L’ecumenismo “necessario” di mons. Bonomelli

Giornale di Brescia, 3 febbraio 2010

Nell’estate del 1910 si sono riuniti a Edimburgo 1215 delegati di chiese e società missionarie, appartenenti al mondo protestante e anglicano, per riflettere insieme sulle sfide che in quel momento la situazione mondiale poneva alla missione cristiana e per cercare un coordinamento tra gli sforzi compiuti dai diversi soggetti impegnati nell’attività missionaria. A distanza di cento anni noi ricordiamo oggi l’anniversario della Conferenza di Edimburgo perché in essa si fissa abitualmente la data di nascita del movimento ecumenico contemporaneo.
I delegati delle chiese erano convenuti nella città scozzese con l’obiettivo di cercare un più efficace coordinamento delle attività missionarie. Le menti più lucide si resero però conto che, al di là di questa finalità di carattere pratico, si poneva la questione della credibilità dell’annuncio del vangelo compiuto da cristiani divisi e da chiese che, insieme al messaggio cristiano, esportavano anche le loro divisioni.
Da Edimburgo ha perciò preso avvio un cammino che ha portato le chiese ad assumere iniziative comuni in campo sociale e ad avviare il dialogo sulle questioni dottrinali aperte tra di loro. Tale cammino ha portato nel 1948 alla formazione del Consiglio ecumenico delle chiese.
La chiesa cattolica, fino al Vaticano II, ha guardato con un certo sospetto a queste iniziative e non ha ritenuto vi fossero le condizioni per una sua partecipazione. La voce della chiesa cattolica non è però stata del tutto assente dalla Conferenza di Edimburgo. Ed è stata la voce del bresciano Geremia Bonomelli, vescovo di Cremona, che, su invito dell’americano Silas McBee, ha indirizzato un messaggio ai delegati riuniti nella città scozzese.
Geremia Bonomelli dichiara di guardare con simpatia all’iniziativa e osserva che una Conferenza di rappresentanti di tutte le denominazioni cristiane, tenuta con il nobile intento di far conoscere Cristo e la sua chiesa alle coscienze, merita l’attenzione di tutti.
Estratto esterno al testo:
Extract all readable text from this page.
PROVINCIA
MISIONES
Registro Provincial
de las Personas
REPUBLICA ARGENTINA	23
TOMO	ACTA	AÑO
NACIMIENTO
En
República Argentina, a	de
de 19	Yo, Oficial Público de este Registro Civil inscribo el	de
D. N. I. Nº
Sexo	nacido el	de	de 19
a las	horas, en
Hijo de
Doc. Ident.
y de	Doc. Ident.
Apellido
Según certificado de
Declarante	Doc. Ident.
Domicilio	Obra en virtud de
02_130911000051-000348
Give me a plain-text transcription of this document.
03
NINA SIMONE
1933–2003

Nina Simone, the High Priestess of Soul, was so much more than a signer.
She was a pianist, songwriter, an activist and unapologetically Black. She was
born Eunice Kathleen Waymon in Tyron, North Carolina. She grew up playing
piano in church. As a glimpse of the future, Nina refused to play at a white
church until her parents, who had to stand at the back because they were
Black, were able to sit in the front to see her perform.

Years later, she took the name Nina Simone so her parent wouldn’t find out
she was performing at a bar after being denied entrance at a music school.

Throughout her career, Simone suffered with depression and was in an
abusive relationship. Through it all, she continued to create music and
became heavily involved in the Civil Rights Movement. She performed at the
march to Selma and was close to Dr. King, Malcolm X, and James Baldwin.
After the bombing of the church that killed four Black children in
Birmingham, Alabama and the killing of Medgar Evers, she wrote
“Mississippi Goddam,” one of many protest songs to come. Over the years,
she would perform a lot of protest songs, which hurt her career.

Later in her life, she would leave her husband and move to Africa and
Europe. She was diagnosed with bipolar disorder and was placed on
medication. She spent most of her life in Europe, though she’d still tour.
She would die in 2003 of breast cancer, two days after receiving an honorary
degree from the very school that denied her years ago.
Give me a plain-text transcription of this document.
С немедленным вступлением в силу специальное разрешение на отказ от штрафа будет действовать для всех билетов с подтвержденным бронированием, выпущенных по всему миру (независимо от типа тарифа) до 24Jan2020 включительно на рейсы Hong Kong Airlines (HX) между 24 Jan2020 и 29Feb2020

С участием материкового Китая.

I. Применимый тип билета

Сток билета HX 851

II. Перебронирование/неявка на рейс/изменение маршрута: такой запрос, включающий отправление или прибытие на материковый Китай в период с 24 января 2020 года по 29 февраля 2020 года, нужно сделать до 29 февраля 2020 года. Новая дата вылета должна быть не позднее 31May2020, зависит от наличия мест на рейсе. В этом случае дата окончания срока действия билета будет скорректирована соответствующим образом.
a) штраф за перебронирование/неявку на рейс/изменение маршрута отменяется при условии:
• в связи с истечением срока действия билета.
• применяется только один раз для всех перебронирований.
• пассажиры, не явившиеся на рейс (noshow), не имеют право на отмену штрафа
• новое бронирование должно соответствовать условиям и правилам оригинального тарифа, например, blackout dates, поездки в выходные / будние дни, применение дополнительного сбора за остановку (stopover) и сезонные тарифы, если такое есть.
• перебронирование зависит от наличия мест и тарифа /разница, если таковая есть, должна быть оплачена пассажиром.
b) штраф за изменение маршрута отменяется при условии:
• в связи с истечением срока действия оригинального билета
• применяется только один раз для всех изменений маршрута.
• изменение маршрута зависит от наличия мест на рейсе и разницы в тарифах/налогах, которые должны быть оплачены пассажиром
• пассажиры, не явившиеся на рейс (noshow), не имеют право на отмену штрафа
Altri potranno guardare con sorriso scettico all’iniziativa e accusare i partecipanti di essere dei sognatori. Bonomelli non condivide questa valutazione ed è convinto che quello che ha riunito i delegati a Edimburgo non sia «un idealismo ottimistico, né un sogno ideale». Sono infatti numerosi gli elementi su cui i convenuti concordano e questi elementi possono servire da base per il confronto, al fine di tendere verso l’unità nella dottrina e nella pratica.
«Siamo perciò uniti – conclude Geremia Bonomelli – nella profonda convinzione che una religione universale è necessaria e che questa deve essere la religione cristiana; non una religione fredda e formale, una cosa separata dalla vita umana, ma una forza vitale, che pervade l’anima umana nella sua essenza e nelle sue varie manifestazioni – una religione, in breve, che completa e corona la nostra vita e porta frutti in opere di amore e di santità. D’altra parte, tutti voi sentite la necessità di una chiesa che possa esser la manifestazione esterna della vostra fede e del vostro sentimento religioso, la vigile custode qui e ora della dottrina e della tradizione cristiana. Essa sorregge e tiene viva la attività religiosa e individuale in virtù di quella potente forza suggestiva che sempre esercita collettivamente sull’individuo. […]
Infine, dalle varie chiese e denominazioni religiose in cui voi cristiani siete divisi sorge un nuovo elemento unificante, una nobile aspirazione ad astenersi da un’eccessiva impulsività, ad appianare le barriere che dividono e ad operare per la realizzazione della Chiesa Una Santa tra tutti i figli della redenzione. E ora, mi domando, non sono questi elementi più che sufficienti a costituire un terreno comune di accordo e a offrire una solida base per un’ulteriore discussione che tenda a promuovere l’unione di tutti i credenti in Cristo?»